Feeling Pain!

Over the past few weeks the Jewish people have suffered three tragedies. Two families died in a plane crash, and a house fire took the lives of a mother and her three children, leaving a heroic husband and two children in critical condition.

Bottom line, the Jewish people are one family. A tragedy affecting one member, whether we know them or not, hits home and causes us pain. This is because we all emerge from the single family unit of Israel, Avraham, Yitzchok, Yaacov and the twelve tribes who despite their individual personalities, the Torah describes them as one entity – the family of Israel.

That oneness still exists today – and when a misfortune occurs or conversely when a joyous moment transpires for others – these unique feelings of kinship surface within us.

In the Flatbush section of Brooklyn where the fire occurred there have been massive gatherings where Rabbinic leaders infused us with direction, insight, reflection and inspiration regarding how to deal with the tragedy and how we should process all the pain and hurt into positive energy to serve G-d more sincerely and to care for our fellow more sensitively.

Each week we read a portion of the Torah in the Synagogue. Each of us has a personal obligation to review the portion with its commentary so that we become proficient in the Torah. It is said that a Jew lives with the Portion of the week, and we often find messages embedded in the portion reflecting on the occurrences that happen during that week.

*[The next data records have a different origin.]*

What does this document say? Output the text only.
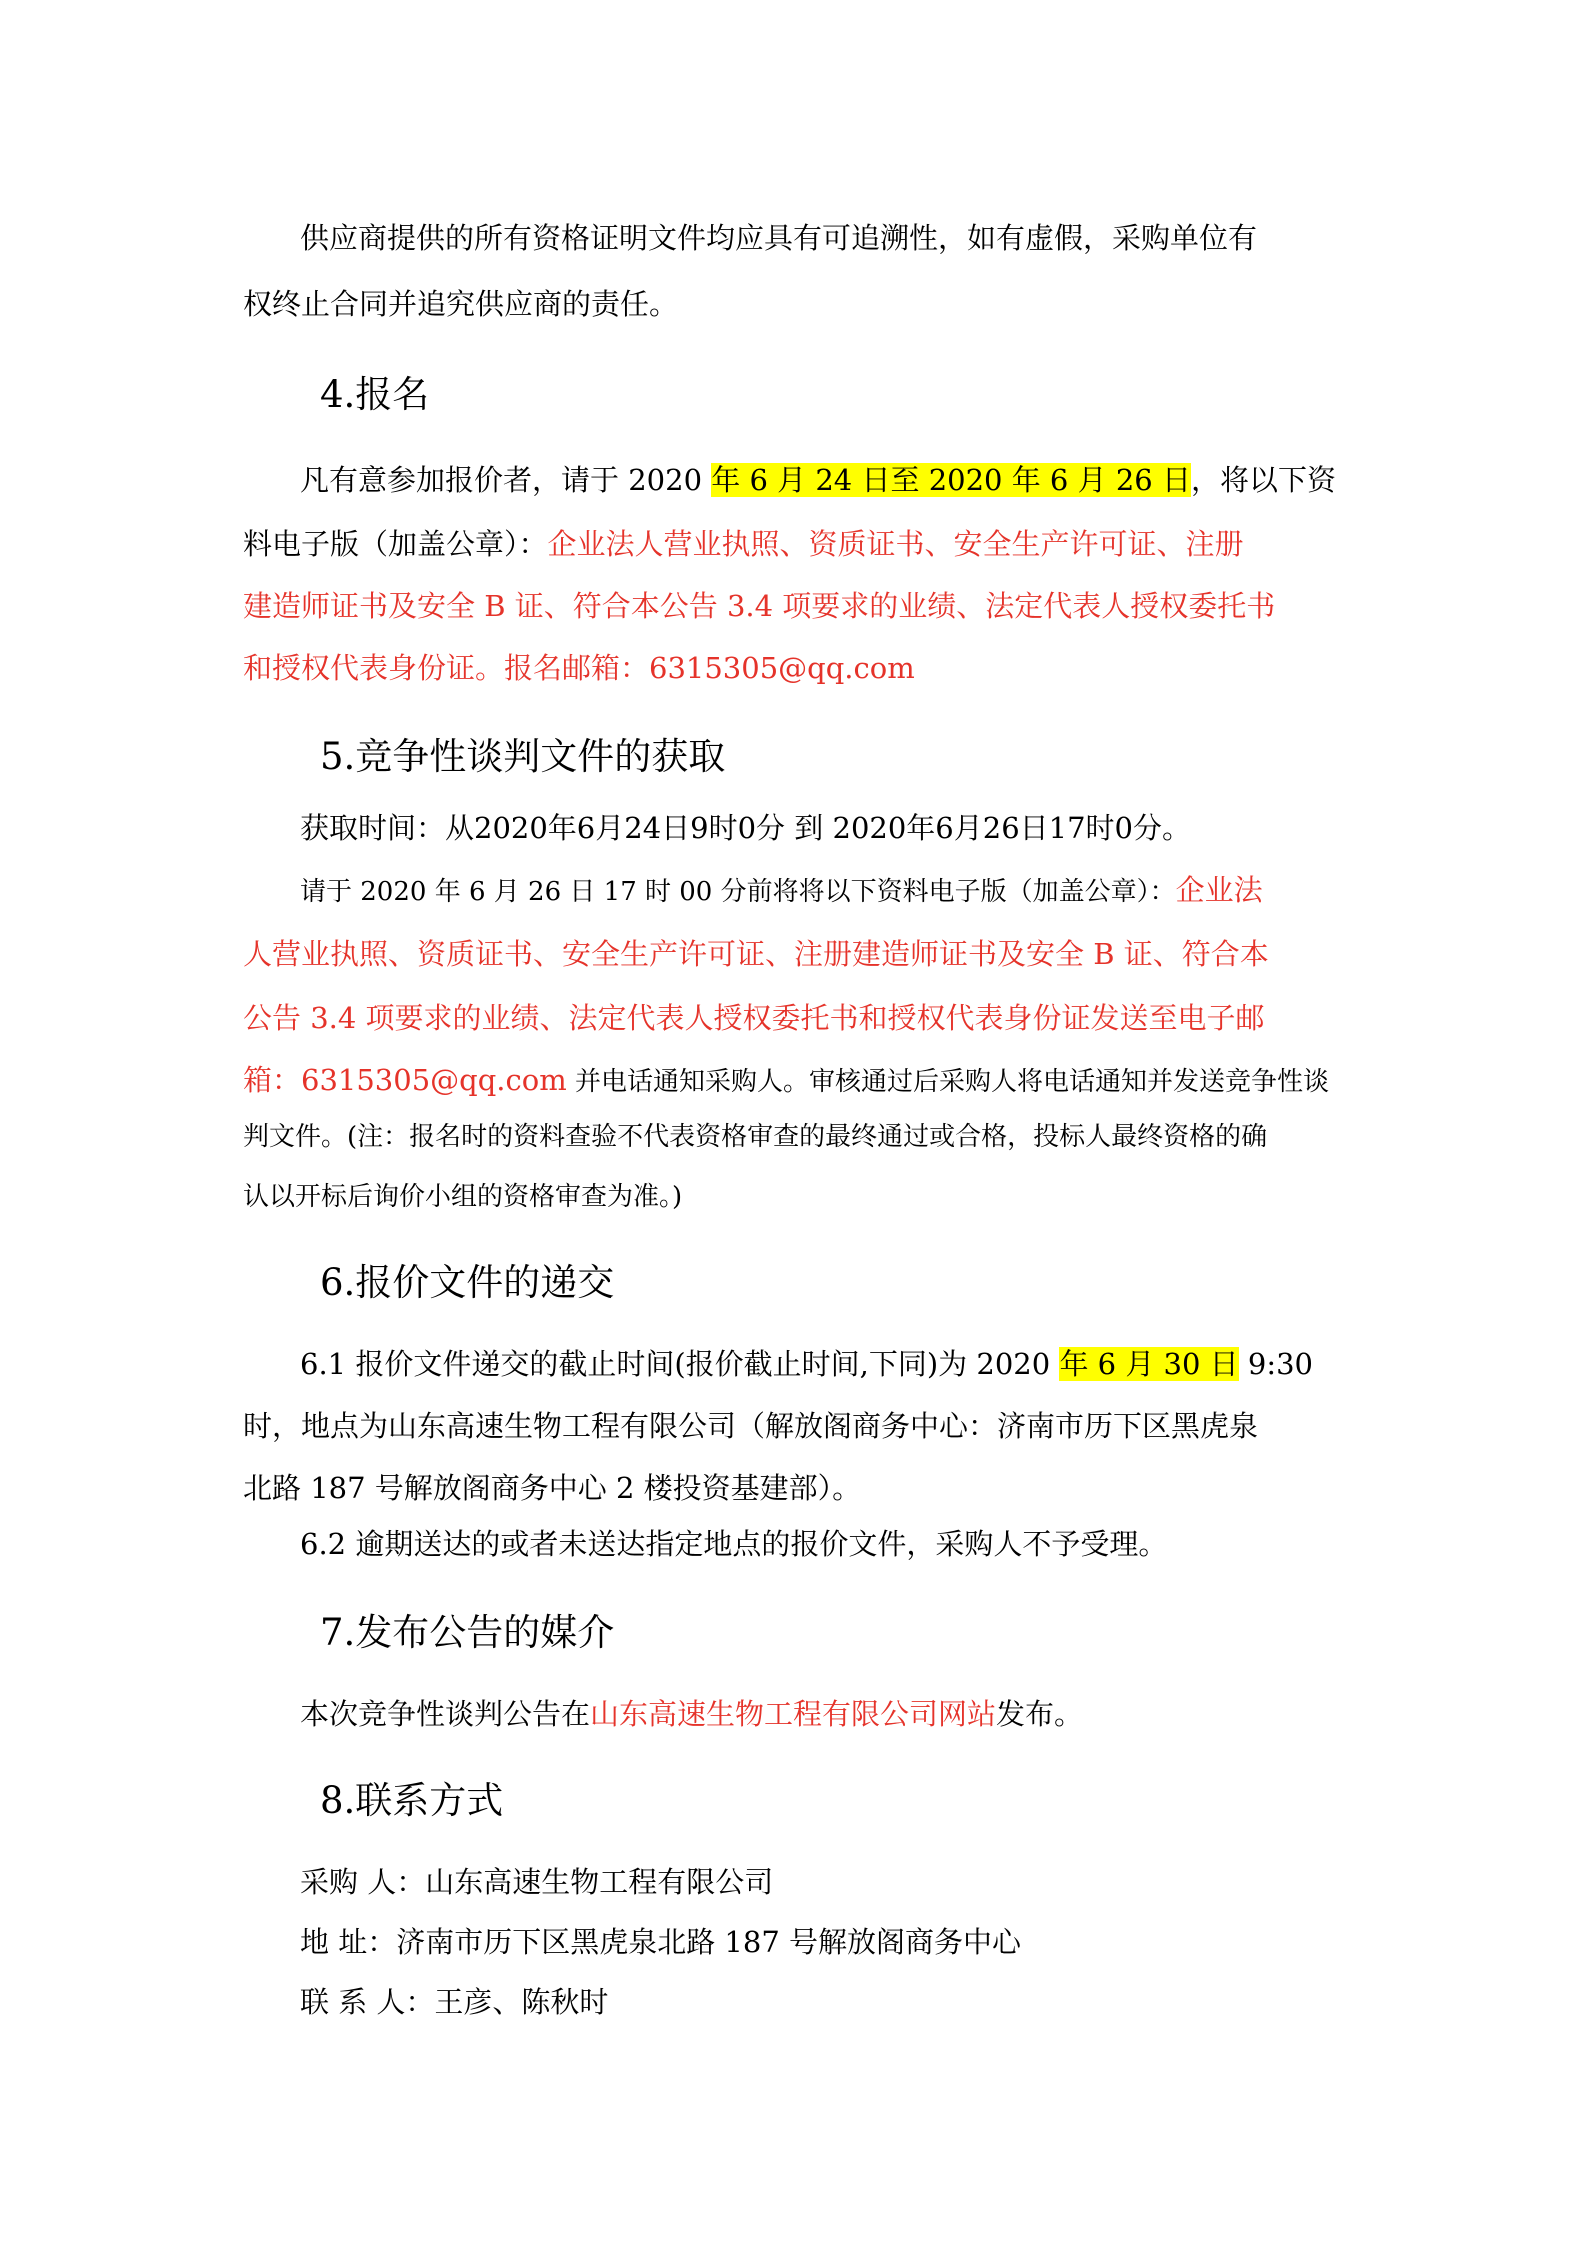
供应商提供的所有资格证明文件均应具有可追溯性，如有虚假，采购单位有
权终止合同并追究供应商的责任。
4.报名
凡有意参加报价者，请于 2020 年 6 月 24 日至 2020 年 6 月 26 日，将以下资
料电子版（加盖公章）：企业法人营业执照、资质证书、安全生产许可证、注册
建造师证书及安全 B 证、符合本公告 3.4 项要求的业绩、法定代表人授权委托书
和授权代表身份证。报名邮箱：6315305@qq.com
5.竞争性谈判文件的获取
获取时间：从2020年6月24日9时0分 到 2020年6月26日17时0分。
请于 2020 年 6 月 26 日 17 时 00 分前将将以下资料电子版（加盖公章）：企业法
人营业执照、资质证书、安全生产许可证、注册建造师证书及安全 B 证、符合本
公告 3.4 项要求的业绩、法定代表人授权委托书和授权代表身份证发送至电子邮
箱：6315305@qq.com 并电话通知采购人。审核通过后采购人将电话通知并发送竞争性谈
判文件。(注：报名时的资料查验不代表资格审查的最终通过或合格，投标人最终资格的确
认以开标后询价小组的资格审查为准。)
6.报价文件的递交
6.1 报价文件递交的截止时间(报价截止时间,下同)为 2020 年 6 月 30 日 9:30
时，地点为山东高速生物工程有限公司（解放阁商务中心：济南市历下区黑虎泉
北路 187 号解放阁商务中心 2 楼投资基建部）。
6.2 逾期送达的或者未送达指定地点的报价文件，采购人不予受理。
7.发布公告的媒介
本次竞争性谈判公告在山东高速生物工程有限公司网站发布。
8.联系方式
采购 人：山东高速生物工程有限公司
地 址：济南市历下区黑虎泉北路 187 号解放阁商务中心
联 系 人：王彦、陈秋时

When Basya the daughter of Pharoh reached for a basket floating in the Nile and opened it up, the Torah relates, “She saw him, the boy, and behold a youth was crying. She took pity on him, and said, ‘This is one of the Hebrew boys.’”

Commentators wonder what is meant by, ‘the boy’ – who was apparently not crying – yet the ‘youth’ was crying?

They explain that ‘The boy’ is in reference to the infant Moshe, who was not crying, while the ‘Youth’ is indicative of Moshe’s older brother Aaron who was standing on the side who was crying over Moshe’s plight.

Upon witnessing this, Basya stated confidently, ‘This is one of the Hebrew boys’ because they are the ones who cry when another is in pain.

In this week’s portion, G-d, at the Burning Bush, told Moshe to lead the Jewish people and pilot them out of Egypt. The question arises, what prompted G-d to have the Jews released at this point although the actual years of servitude that G-d predicted were not up?

The Torah relates that the Pharoh died and as a result the Jews cried out to G-d. Our Sages explain that the death of Pharoh does not refer to his demise, rather, he was stricken with leprosy – which is tantamount to death. To cure and to stave off the pain of the disease, the Pharoh slaughtered Jewish babies and bathed in their blood.

Personal servitude was one thing, but when babies were murdered, the Jews became intolerant. The Torah tells us that this prompted the Jews to cry out to G-d for help, and G-d listened and immediately dispatched Moshe.

But didn’t the Jews cry out earlier? The Kli Yakar explains that up to this point the Jews cried out in opposition to G-d – why are You doing this to us!

The moment they switched to asking G-d for help – He responded at once.

Perhaps this is a message we can take, and apply it to dealing with these occurrences.

Let’s pray to G-d for His help.

Prayer is subjugating our will and control to the will and regulation of a Higher Power – Hashem. Sincere prayer affords a personal catharsis, and G-d applies our prayers to a myriad of things.

Another message that may be gleaned from the Portion is humility. When Moshe was asked by G-d to lead the Jewish people he deferred it to his older brother Aaron due to his humility and sensitivity.

The greatest compliment G-d gave to Moshe was that he was the most humble of all people.

One’s humility and focused sensitivity towards others is a sign of strength and leadership and is the glue for harmony.

Lastly, when G-d decided to release the Jews from Egypt, He mentions that He will take them to the Land that “Flows with milk and honey.” The Rokeach points out that the last letters of three words “Zavas Chalav U’Devash,” spell out the word Shabbos!

The ultimate sweetness and abundant blessing comes about by taking advantage of the laws and traditions that protect and assist us to gain a full enjoyment of the Holy day of Shabbos!